I’m the author of CalWatch (Play Store link, Github link), an Android Wear watchface that renders your free/busy time around the twelve hours of the dial. It’s been my side project for a while and it’s all open source.
Anyway, with the move to Android 6’s new permission model, I had to make a bunch of changes to support the new world order, so I figured I might as well port my app from Java to Kotlin while I’m at it. This post documents my experiences, good and bad.
Getting started. I began with the Java → Kotlin converter that’s built into Android Studio / IntelliJ. I did this one file at a time, cleaning up each file in turn until there were no errors, then moving onward. This process took about a day and was mostly straightforward. The Kotlin IntelliJ plugin is still a bit sensitive, and it was crashing all over the place until I straightened out all of the bugs in my translated code. This required quitting and restarting Android Studio every time, so it was a bit painful, but once I got my port compiling without errors, the Kotlin plugin has been stable ever since.
Compiling != Working. Kotlin tries to come up with inferences about the nullity of all the callbacks from Android to your Activity. Well, it’s wrong in a bunch of places. I had to add a bunch of question marks. Also, the converter tries to figure out your getters and setters and turn them into properties. This can be confusing and was the source of several bugs for me.

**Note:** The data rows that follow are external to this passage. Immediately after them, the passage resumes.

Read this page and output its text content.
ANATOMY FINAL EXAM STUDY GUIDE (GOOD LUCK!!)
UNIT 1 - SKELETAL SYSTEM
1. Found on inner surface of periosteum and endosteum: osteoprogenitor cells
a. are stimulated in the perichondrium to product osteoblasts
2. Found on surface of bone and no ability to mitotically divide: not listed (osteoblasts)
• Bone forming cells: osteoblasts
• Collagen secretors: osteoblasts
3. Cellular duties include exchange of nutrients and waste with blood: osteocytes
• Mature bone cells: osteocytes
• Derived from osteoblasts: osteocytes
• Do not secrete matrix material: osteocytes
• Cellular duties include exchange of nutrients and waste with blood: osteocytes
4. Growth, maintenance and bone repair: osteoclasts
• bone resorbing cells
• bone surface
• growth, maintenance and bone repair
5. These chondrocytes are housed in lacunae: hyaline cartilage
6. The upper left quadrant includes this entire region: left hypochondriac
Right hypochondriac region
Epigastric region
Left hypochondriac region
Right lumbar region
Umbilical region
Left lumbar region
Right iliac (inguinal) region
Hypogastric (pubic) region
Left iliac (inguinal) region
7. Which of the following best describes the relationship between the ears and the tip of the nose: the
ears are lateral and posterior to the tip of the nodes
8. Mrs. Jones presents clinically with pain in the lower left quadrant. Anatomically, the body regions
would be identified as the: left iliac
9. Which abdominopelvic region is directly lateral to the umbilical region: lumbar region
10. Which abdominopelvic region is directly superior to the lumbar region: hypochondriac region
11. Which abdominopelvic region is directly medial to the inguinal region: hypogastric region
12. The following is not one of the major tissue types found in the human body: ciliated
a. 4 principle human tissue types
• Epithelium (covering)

vars and !!'s everywhere. My code had a bunch of places where it would check if some field was null, and if not, would then start using it. This translated to Kotlin var
fields, with every usage having !!'s before its dereference. It’s generally considered good Android style to null things out if the OS tells you you’re being shut down, so you can’t just use a lateinit
modifier on a val
. Ultimately I had to create a bunch of local val’s to copy the class var’s, so the not-null inferences would flow properly. This seems less than awesome.

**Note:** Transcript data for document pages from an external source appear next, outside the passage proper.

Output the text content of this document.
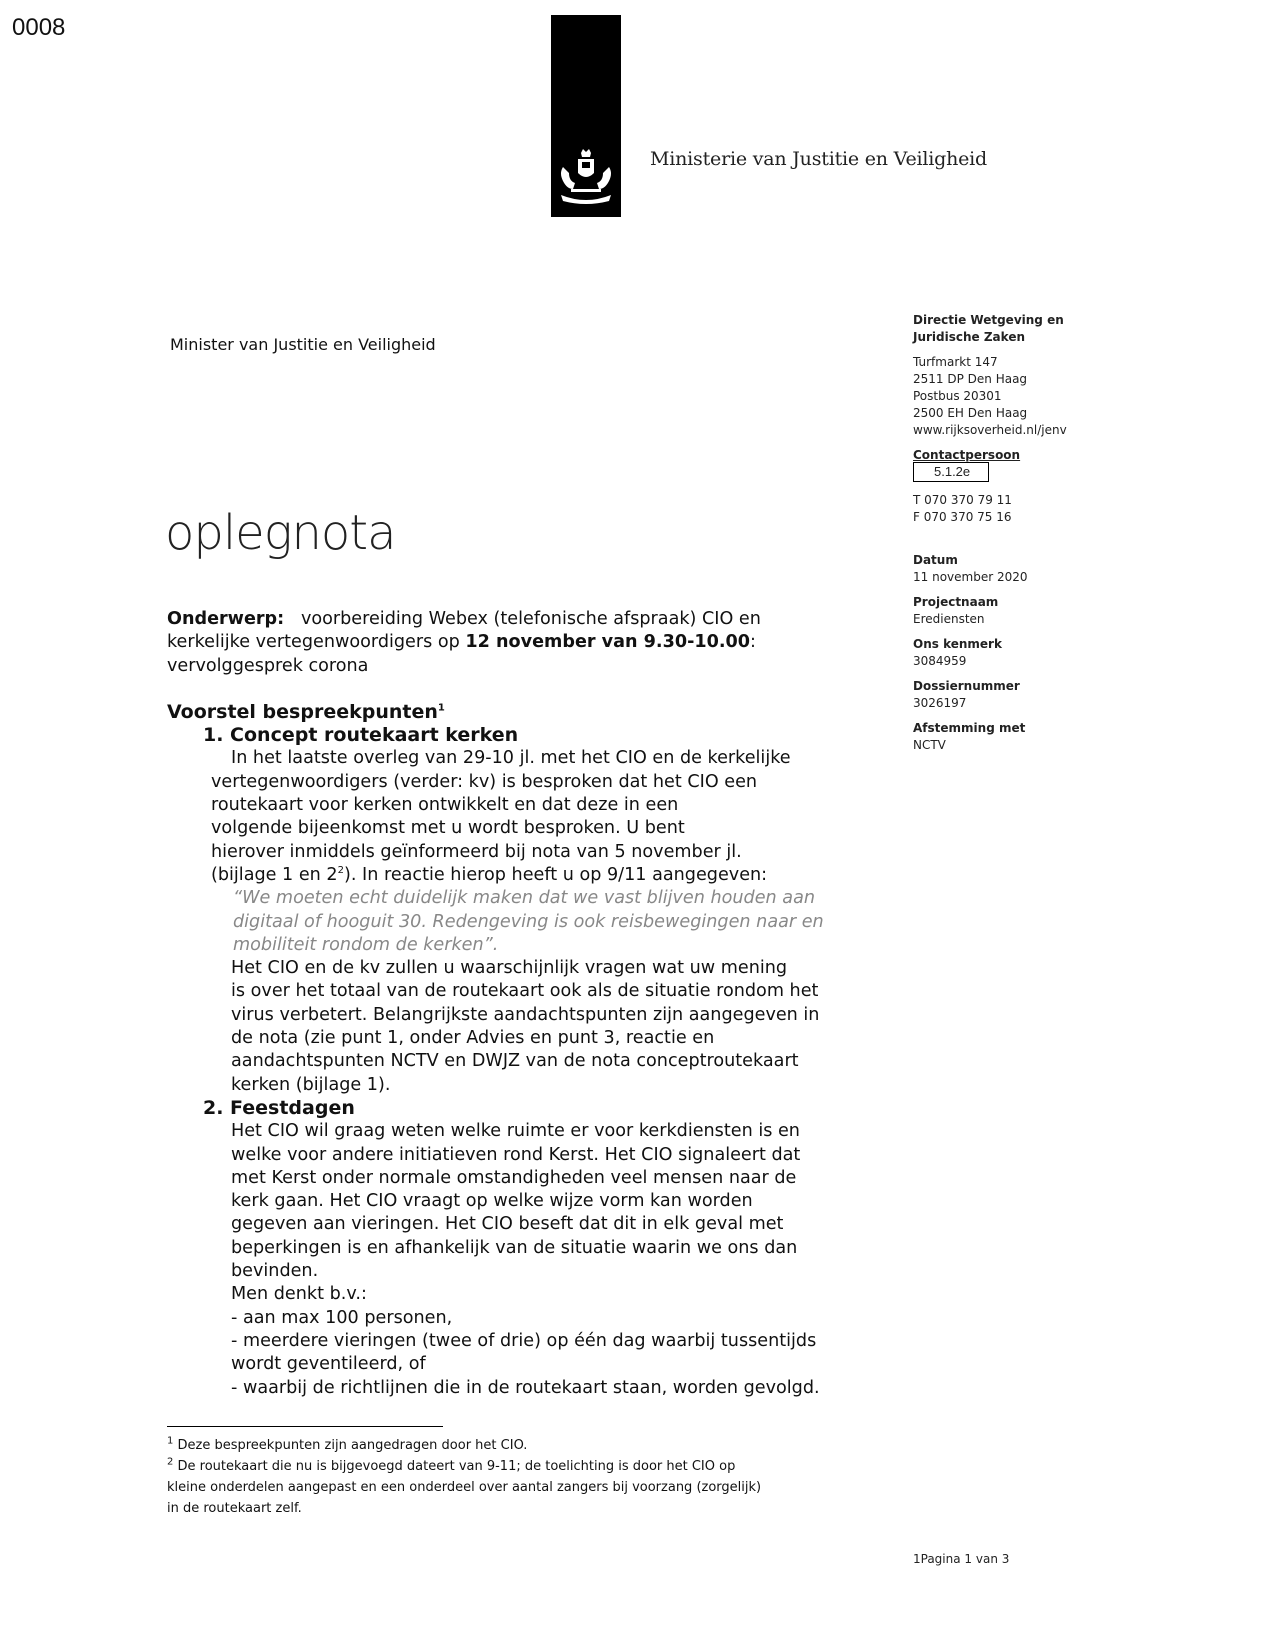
0008
Ministerie van Justitie en Veiligheid
Minister van Justitie en Veiligheid
oplegnota
Directie Wetgeving en Juridische Zaken
Turfmarkt 147
2511 DP Den Haag
Postbus 20301
2500 EH Den Haag
www.rijksoverheid.nl/jenv
Contactpersoon
5.1.2e
T 070 370 79 11
F 070 370 75 16
Datum
11 november 2020
Projectnaam
Erediensten
Ons kenmerk
3084959
Dossiernummer
3026197
Afstemming met
NCTV
Onderwerp: voorbereiding Webex (telefonische afspraak) CIO en
kerkelijke vertegenwoordigers op 12 november van 9.30-10.00:
vervolggesprek corona
Voorstel bespreekpunten$^1$
1. Concept routekaart kerken
In het laatste overleg van 29-10 jl. met het CIO en de kerkelijke
vertegenwoordigers (verder: kv) is besproken dat het CIO een
routekaart voor kerken ontwikkelt en dat deze in een
volgende bijeenkomst met u wordt besproken. U bent
hierover inmiddels geïnformeerd bij nota van 5 november jl.
(bijlage 1 en $2^2$). In reactie hierop heeft u op 9/11 aangegeven:
“We moeten echt duidelijk maken dat we vast blijven houden aan
digitaal of hooguit 30. Redengeving is ook reisbewegingen naar en
mobiliteit rondom de kerken”.
Het CIO en de kv zullen u waarschijnlijk vragen wat uw mening
is over het totaal van de routekaart ook als de situatie rondom het
virus verbetert. Belangrijkste aandachtspunten zijn aangegeven in
de nota (zie punt 1, onder Advies en punt 3, reactie en
aandachtspunten NCTV en DWJZ van de nota conceptroutekaart
kerken (bijlage 1).
2. Feestdagen
Het CIO wil graag weten welke ruimte er voor kerkdiensten is en
welke voor andere initiatieven rond Kerst. Het CIO signaleert dat
met Kerst onder normale omstandigheden veel mensen naar de
kerk gaan. Het CIO vraagt op welke wijze vorm kan worden
gegeven aan vieringen. Het CIO beseft dat dit in elk geval met
beperkingen is en afhankelijk van de situatie waarin we ons dan
bevinden.
Men denkt b.v.:
- aan max 100 personen,
- meerdere vieringen (twee of drie) op één dag waarbij tussentijds
wordt geventileerd, of
- waarbij de richtlijnen die in de routekaart staan, worden gevolgd.
$^1$ Deze bespreekpunten zijn aangedragen door het CIO.
$^2$ De routekaart die nu is bijgevoegd dateert van 9-11; de toelichting is door het CIO op
kleine onderdelen aangepast en een onderdeel over aantal zangers bij voorzang (zorgelijk)
in de routekaart zelf.
1Pagina 1 van 3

One transformation that made me happy was replacing old-school list comprehensions like so:
if(stuffList != null) {
for(stuff in stuffList!!) {
...
}
}
With this:
stuffList?.forEach { ... }
Comments. As part of the automatic translation process, the Java → Kotlin converter tries to preserve your comments. They don’t always end up in the right place, so you have to rummage through all your code and move things, by hand, to make sure they make sense.

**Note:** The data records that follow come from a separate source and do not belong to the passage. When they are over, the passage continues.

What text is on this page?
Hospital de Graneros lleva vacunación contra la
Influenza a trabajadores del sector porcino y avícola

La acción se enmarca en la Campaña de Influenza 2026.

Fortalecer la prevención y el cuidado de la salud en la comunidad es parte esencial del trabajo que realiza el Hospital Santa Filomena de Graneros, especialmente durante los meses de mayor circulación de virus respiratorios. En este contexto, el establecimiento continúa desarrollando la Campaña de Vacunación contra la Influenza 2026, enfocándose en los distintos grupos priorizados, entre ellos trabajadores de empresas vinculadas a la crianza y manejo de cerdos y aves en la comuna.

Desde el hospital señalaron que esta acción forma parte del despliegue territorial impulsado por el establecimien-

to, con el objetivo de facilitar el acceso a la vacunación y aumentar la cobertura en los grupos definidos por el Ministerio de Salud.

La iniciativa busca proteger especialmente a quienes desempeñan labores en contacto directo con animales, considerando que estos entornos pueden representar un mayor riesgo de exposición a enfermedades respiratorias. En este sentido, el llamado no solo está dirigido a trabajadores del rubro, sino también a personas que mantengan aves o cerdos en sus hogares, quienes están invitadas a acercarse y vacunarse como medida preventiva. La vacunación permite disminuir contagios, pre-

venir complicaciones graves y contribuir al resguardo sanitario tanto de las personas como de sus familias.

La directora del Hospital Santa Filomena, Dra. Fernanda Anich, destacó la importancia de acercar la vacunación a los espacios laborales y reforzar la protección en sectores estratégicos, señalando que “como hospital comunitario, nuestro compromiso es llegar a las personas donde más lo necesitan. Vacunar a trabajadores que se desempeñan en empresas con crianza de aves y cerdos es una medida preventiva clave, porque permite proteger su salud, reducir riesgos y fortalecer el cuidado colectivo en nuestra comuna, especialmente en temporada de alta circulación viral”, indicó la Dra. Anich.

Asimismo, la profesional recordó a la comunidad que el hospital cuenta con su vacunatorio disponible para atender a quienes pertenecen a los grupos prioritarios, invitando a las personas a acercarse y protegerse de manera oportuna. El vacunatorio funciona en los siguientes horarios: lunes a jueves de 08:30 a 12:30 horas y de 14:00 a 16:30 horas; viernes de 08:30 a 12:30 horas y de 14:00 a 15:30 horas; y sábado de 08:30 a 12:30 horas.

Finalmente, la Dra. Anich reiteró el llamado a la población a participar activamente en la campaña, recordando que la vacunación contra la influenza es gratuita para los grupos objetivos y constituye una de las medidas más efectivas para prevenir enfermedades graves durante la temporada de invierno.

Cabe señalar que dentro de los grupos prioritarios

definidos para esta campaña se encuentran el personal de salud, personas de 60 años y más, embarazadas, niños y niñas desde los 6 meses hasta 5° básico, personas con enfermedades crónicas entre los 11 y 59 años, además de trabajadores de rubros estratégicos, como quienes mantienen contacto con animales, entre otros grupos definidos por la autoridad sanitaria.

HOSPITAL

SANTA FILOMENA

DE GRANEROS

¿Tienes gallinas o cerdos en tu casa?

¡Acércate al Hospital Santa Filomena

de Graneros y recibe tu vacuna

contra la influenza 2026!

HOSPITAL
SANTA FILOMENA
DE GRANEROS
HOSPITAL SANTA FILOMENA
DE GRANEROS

Hex numbers. For a bunch of color constants, my Java code had hexadecimal constants. The Java → Kotlin translator converted those to base ten. (Yuck!) Converting them back to hex, by hand, bumped me into a known bug in Kotlin. The issue is that you can’t represent a hex number whose high bit is one, because, as a signed int, that would be a negative number. The workaround is appending .toInt()
to your hex number in these cases.
Mixed integer / floating point expressions. I have some fun logic that tries to make my second-hand sweep in a non-linear way, like some European rail clocks. I had it working just fine in Java, but the Kotlin translator didn’t produce an equivalent expression, resulting in incorrect results. The fix was no big deal, but if you’ve got such expressions in your Java code, pay careful attention to the output of the Kotlin translator.
Making sure Android can find your classes. Android has this AndroidManifest.xml
file, which specifies a bunch of entry points for your Activity
and other such things. I had to add explicit @file:jvmName
annotations to the relevant Kotlin classes to make everything work. EDIT: Apparently I was wrong about this and the annotation isn’t necessary. Anyway, if you get weird logcat errors about it not being able to find your classes, pay attention to this.
Taking advantage of Kotlin features. Once I finally had things working, I started leveraging the cool features of Kotlin. The kotlinx.android.synthetic
feature makes it much easier to hook into your UI widgets. That was easy. I also had some code that was perfect to rewrite using Kotlin’s functional list mapping, filtering, and sorting. That make things much more clean and concise. Similarly, I was able to leverage Kotlin data classes in a few places, again simplifying my code from the original translation.
Functional-reactive. I made a brief stab at this, since the part where I fetch calendar data from the system calendar provider is a complicated mess of AsyncTask
, BroadcastReceiver
, and Handler
which would seem to be crying out for an application of reactive programming. The relevant “Rx” libraries seem to be in a state of flux, so I decided to put this off for later.
All said and done. My previous APK, based entirely on the Java code, and after compression via ProGuard, was about 1.5MB. My new APK, with new features, including a new icon for saying “hey, I can’t see your calendar” and with whatever extra Kotlin libraries included, is about 1.4MB. That’s not a typo. The translation to Kotlin somehow made my final APK smaller than it originally was, despite all the new features I added. At this stage, I’m still testing it out on myself to make sure I’ve got it all working, and Google hasn’t started pushing Android 6 to wear devices yet, so I’m not going to push the APK to the public. That said, if any of you want to be beta testers, do let me know.